Popolo curdo, tradito
in Siria come sempre

Dunque Donald Trump ha deciso: il presidente turco Recep Erdogan potrà mandare il proprio esercito nella Siria del Nord per mettere sotto controllo un’ampia fascia di territorio, in pratica una striscia profonda 30 chilometri lungo tutti i 480 chilometri del confine con la Siria. Le intenzioni di Erdogan sono chiare: mutilare la vittoria militare di Bashar al-Assad portandosi via un pezzo di Siria; trasferire nella striscia una notevole porzione dei 3,6 milioni di profughi siriani che in questi anni ha accolto in Turchia (ben retribuito dalla Ue) ma che da tempo sono mal visti dalla popolazione turca; liquidare le milizie curde che considera nulla più che formazioni terroristiche.

Altrettanto chiaro è che la decisione di Trump implica il sacrificio dei curdi, che non possono certo confrontarsi con la potenza dell’esercito turco. Ovvero, il sacrificio di coloro che hanno combattuto in prima linea, accanto agli americani e persino più di loro, contro l’Isis e che tanto sangue hanno versato per fermare il dilagare del terrorismo islamista. Trump ha cercato di correggere l’impressione generale dicendo che gli Usa si ritirano ma non abbandonano i curdi, che continueranno a sostenere con denaro e armi. Resta però l’atto di realpolitik che indigna gli europei e scontenta pure gli ambienti militari americani.

In realtà, lo spietato cinismo di Trump si accompagna a un certo grado di coerenza strategica.

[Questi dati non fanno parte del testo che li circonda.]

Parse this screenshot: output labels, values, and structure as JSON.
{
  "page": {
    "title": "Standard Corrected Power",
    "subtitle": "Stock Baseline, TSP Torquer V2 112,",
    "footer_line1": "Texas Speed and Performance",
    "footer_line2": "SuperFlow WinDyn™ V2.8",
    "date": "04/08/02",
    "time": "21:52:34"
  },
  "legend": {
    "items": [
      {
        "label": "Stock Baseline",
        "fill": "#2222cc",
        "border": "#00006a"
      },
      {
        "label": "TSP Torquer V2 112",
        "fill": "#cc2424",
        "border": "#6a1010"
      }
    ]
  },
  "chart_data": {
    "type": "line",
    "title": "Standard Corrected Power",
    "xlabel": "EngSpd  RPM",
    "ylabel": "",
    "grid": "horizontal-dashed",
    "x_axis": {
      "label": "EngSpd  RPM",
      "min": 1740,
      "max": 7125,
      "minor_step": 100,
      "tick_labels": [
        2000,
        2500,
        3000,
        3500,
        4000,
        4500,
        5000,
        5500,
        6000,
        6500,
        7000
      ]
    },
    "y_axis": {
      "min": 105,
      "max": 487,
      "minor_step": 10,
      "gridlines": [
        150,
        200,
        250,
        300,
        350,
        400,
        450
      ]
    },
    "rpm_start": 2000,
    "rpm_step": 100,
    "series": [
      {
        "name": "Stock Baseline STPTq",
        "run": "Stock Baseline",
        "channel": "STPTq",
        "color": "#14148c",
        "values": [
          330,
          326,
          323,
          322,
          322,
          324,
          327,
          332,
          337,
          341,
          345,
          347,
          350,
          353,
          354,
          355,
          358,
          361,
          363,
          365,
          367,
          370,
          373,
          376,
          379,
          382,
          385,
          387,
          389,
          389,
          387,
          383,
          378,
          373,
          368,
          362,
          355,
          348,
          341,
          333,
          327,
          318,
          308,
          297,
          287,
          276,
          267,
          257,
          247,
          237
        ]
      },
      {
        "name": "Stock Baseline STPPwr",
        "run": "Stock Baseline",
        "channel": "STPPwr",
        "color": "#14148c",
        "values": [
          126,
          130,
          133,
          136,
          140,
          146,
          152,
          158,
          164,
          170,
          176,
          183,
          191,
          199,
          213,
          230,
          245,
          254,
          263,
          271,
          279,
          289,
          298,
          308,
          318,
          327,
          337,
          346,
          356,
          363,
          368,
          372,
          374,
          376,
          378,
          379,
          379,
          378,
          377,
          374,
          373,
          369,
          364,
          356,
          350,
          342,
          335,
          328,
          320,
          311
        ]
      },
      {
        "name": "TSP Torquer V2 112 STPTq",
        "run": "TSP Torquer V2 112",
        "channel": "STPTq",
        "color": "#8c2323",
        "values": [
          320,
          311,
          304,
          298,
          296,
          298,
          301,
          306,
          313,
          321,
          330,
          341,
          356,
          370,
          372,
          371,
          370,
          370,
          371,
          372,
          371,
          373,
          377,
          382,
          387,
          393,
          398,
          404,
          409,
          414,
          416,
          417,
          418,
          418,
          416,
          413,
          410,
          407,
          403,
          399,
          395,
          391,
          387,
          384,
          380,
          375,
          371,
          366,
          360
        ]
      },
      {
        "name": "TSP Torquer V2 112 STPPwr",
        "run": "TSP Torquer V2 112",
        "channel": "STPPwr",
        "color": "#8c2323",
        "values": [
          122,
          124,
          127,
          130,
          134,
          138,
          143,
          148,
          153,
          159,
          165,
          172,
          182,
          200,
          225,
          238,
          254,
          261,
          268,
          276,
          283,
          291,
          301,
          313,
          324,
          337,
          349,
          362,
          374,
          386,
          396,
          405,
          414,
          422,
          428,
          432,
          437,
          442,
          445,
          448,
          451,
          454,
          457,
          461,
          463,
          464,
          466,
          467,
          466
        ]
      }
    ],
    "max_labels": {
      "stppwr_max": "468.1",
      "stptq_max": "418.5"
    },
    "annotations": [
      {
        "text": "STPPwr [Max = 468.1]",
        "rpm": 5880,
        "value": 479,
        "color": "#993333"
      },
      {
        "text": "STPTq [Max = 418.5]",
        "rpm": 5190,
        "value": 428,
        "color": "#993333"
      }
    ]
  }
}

Nel settembre del 2017, Mas’ud Barzani, leader (curdo) del Kurdistan iracheno, convocò un referendum sull’indipendenza della regione che ottenne il 93% di «sì». La Casa Bianca, che all’epoca di Saddam Hussein era stata la grande madrina della causa curda, si affrettò a disconoscere l’esito della consultazione, aprendo così la strada alla reazione del governo centrale di Baghdad, che in pochi giorni, usando l’esercito, rimise in riga il Kurdistan.

Allora, gli Usa preferirono difendere l’integrità territoriale dell’Iraq rispetto alla fuga in avanti dei curdi, preoccupati com’erano (e come sono tuttora) della già notevole influenza dell’Iran. Oggi fanno la stessa cosa con i curdi. È più importante, per gli Usa, recuperare un rapporto con la Turchia di Erdogan, leader di un Paese della Nato che negli ultimi tempi si è pericolosamente (dal punto di vista americano) avvicinato alla Russia, che non proteggere il sogno curdo di uno Stato autonomo, magari nella versione embrionale del Rojava.

Cinico, come si diceva. Spietato. Ma le grandi potenze, si sa, non hanno ideali, solo interessi. Ed è chiaro da tempo che gli Usa di Donald Trump hanno «sposato» l’agenda di Arabia Saudita e Israele, che vedono nell’Iran e nella sua influenza sulle vicende dell’Iraq, della Siria, del Libano e dello Yemen (in pratica, di tutta la Mezzaluna Fertile) il pericolo maggiore di questo momento storico. In questo quadro, i curdi del Rojava sono piccola cosa rispetto alle sanguinose lacerazioni dell’Iraq o al possibile ruolo di un leader sunnita (non a caso in prima fila nella guerra contro Assad) come Recep Erdogan.

Con quello di Trump, i curdi mettono in archivio un altro dei tanti tradimenti subiti. Ogni Stato occidentale che abbia messo piede in Medio Oriente prima o poi ha promesso loro lo Stato. E tutti insieme lo fecero in modo ufficiale nel 1920, con il Trattato di Sévres. Nessuno ha mantenuto la promessa. La situazione attuale, però, è anche frutto di due altre realtà. Da un lato le divisioni interne allo stesso mondo curdo. L’esperimento del Rojava, democratico, assemblearista, socialisteggiante e contrario alla discriminazioni di genere, non è certo condiviso, per dire, dai curdi del Kurdistan iracheno, abituati all’esatto contrario. Non a caso i curdi iracheni e la loro dirigenza sono in buoni rapporti con la Turchia di Erdogan.

Il secondo fattore è il posizionamento dei curdi del Nord della Siria rispetto alla guerra tra Assad e il fronte ribelle. Assad offriva loro la prospettiva di una certa autonomia all’interno, però, dello Stato centralista governato da Damasco. I curdi hanno pensato che gli Usa avrebbero protetto il loro sogno, aiutandoli magari a varare un’entità indipendente a partire dal Rojava. È andata come sappiamo. Ovvero, come sempre.